Con una cerimonia a Genova, davanti all’edificio nel quale il notaio stipulò l’atto costitutivo della Moto Guzzi, lunedì 15 marzo sono ufficialmente iniziati i festeggiamenti per il primo secolo di vita di una tra le più importanti industrie motociclistiche al mondo. Una cerimonia semplice, con pochi invitati a causa dell’emergenza sanitaria, che si è conclusa con il dono di una copia di quell’atto al sindaco del capoluogo ligure, Marco Bucci. Tra i presenti, anche Carlo Spotti, 59 anni ancora per poche settimane, parmense trapiantato in Liguria e collezionista di moto costruite a Mandello del Lario, oltre che studioso della storia dell’azienda e consulente dell’MG World Club, l’organizzazione ufficiale a livello internazionale che riunisce gli appassionati dei cinque Continenti, presieduta da Mario Arosio. Carlo Spotti è la persona giusta per ripercorrere velocemente i 100 anni di vita di un marchio conosciuto ovunque, partendo dai primissimi giorni, da quando Carlo Guzzi andò a Genova per presentare a Emanuele Vittorio Parodi, padre del socio Giorgio, il progetto GT.

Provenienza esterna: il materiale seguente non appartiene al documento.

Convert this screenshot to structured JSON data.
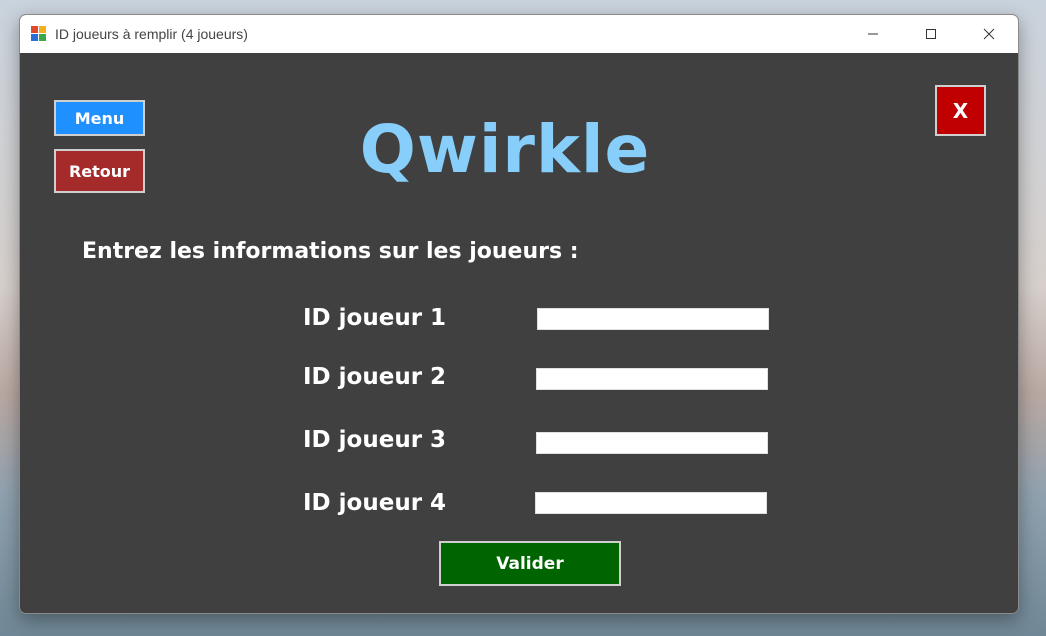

«Era una moto all’avanguardia, con un motore a quattro valvole e albero a camme in testa, un vero capolavoro, ma Parodi che doveva finanziare quella che oggi si definirebbe una start-up diede il nullaosta a patto che la moto da mandare in produzione fosse più semplice, per contenere i prezzi e ridurre il rischio di problemi meccanici. Nel primo anno produssero 17 moto e le prime due furono subito impegnate in competizioni. La prima partecipò alla Milano-Napoli (che sarebbe in seguito diventata la Milano-Taranto) e la mattina dopo tagliò il traguardo. Non vinse, ma si narra che lungo il percorso si ruppe un tubo che supportava la sella, e Aldo Finzi, il pilota, rimediò realizzando una seduta di fortuna fissando un sacco di farina. Ben più fortunata fu la seconda esperienza sportiva, con la partecipazione e la vittoria in un’altra grande gara classica su strada dell’epoca: la Targa Florio».

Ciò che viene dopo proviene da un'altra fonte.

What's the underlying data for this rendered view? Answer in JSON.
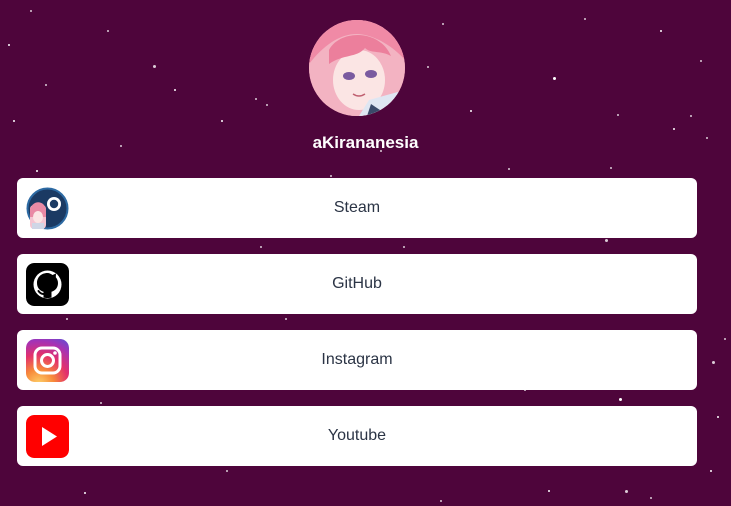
{
  "profile": {
    "username": "aKirananesia",
    "avatar_icon": "anime-avatar-icon"
  },
  "colors": {
    "background": "#4e053b",
    "card": "#ffffff",
    "label": "#2b3445",
    "github": "#000000",
    "youtube": "#ff0000"
  },
  "links": [
    {
      "label": "Steam",
      "icon": "steam-icon"
    },
    {
      "label": "GitHub",
      "icon": "github-icon"
    },
    {
      "label": "Instagram",
      "icon": "instagram-icon"
    },
    {
      "label": "Youtube",
      "icon": "youtube-icon"
    }
  ]
}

Concentrare un secolo in quattro modelli non è semplice, ma Spotti ci prova. «Le pietre miliari possono essere considerate Norge, Galletto, Falcone e la Sport. La prima segna una tappa importante nella storia perché delinea il confine tra passato e presente, tra i telai rigidi e quelli con le sospensioni come li conosciamo oggi. Nacque quasi per caso, da un incidente durante un viaggio nei Carpazi di Giuseppe Guzzi, fratello maggiore di Carlo, che ruppe il telaio. Con le competenze di ingegnere riparò la struttura usando una camera d’aria e, rientrato a Mandello, confidò in dialetto: “Ti tel set che la va mej inscì?” (“Lo sai che va meglio così?”). Poi, nel 1950 fu la volta del Galletto, dichiaratamente pensato per le donne e i sacerdoti, e infatti divenne il veicolo a due ruote più diffuso tra i curati. Rappresentava un’alternativa agli scooter classici, a Vespa e Lambretta, offrendo protezione e sicurezza, grazie anche ai cerchi di grande diametro e alla ruota di scorta. Di fatto è il capostipite di scooter come Aprilia Scarabeo e Honda SH. Pochi mesi più tardi fu la volta del Falcone, massima espressione dell’idea originale del 1921, sportivo e affidabile, un sogno per molti a causa del prezzo di 482mila lire. Infine, non si può dimenticare la V7 Sport, diventata la base di partenza per tutte le sportive Moto Guzzi, dalle Le Mans alla Daytona. Il progetto di Lino Tonti prevedeva 200 modifiche rispetto alla V7 Special, e per questo fu scartato. Ma ripescato nel 1971 dal direttore generale, che coraggiosamente diede vita a un’icona».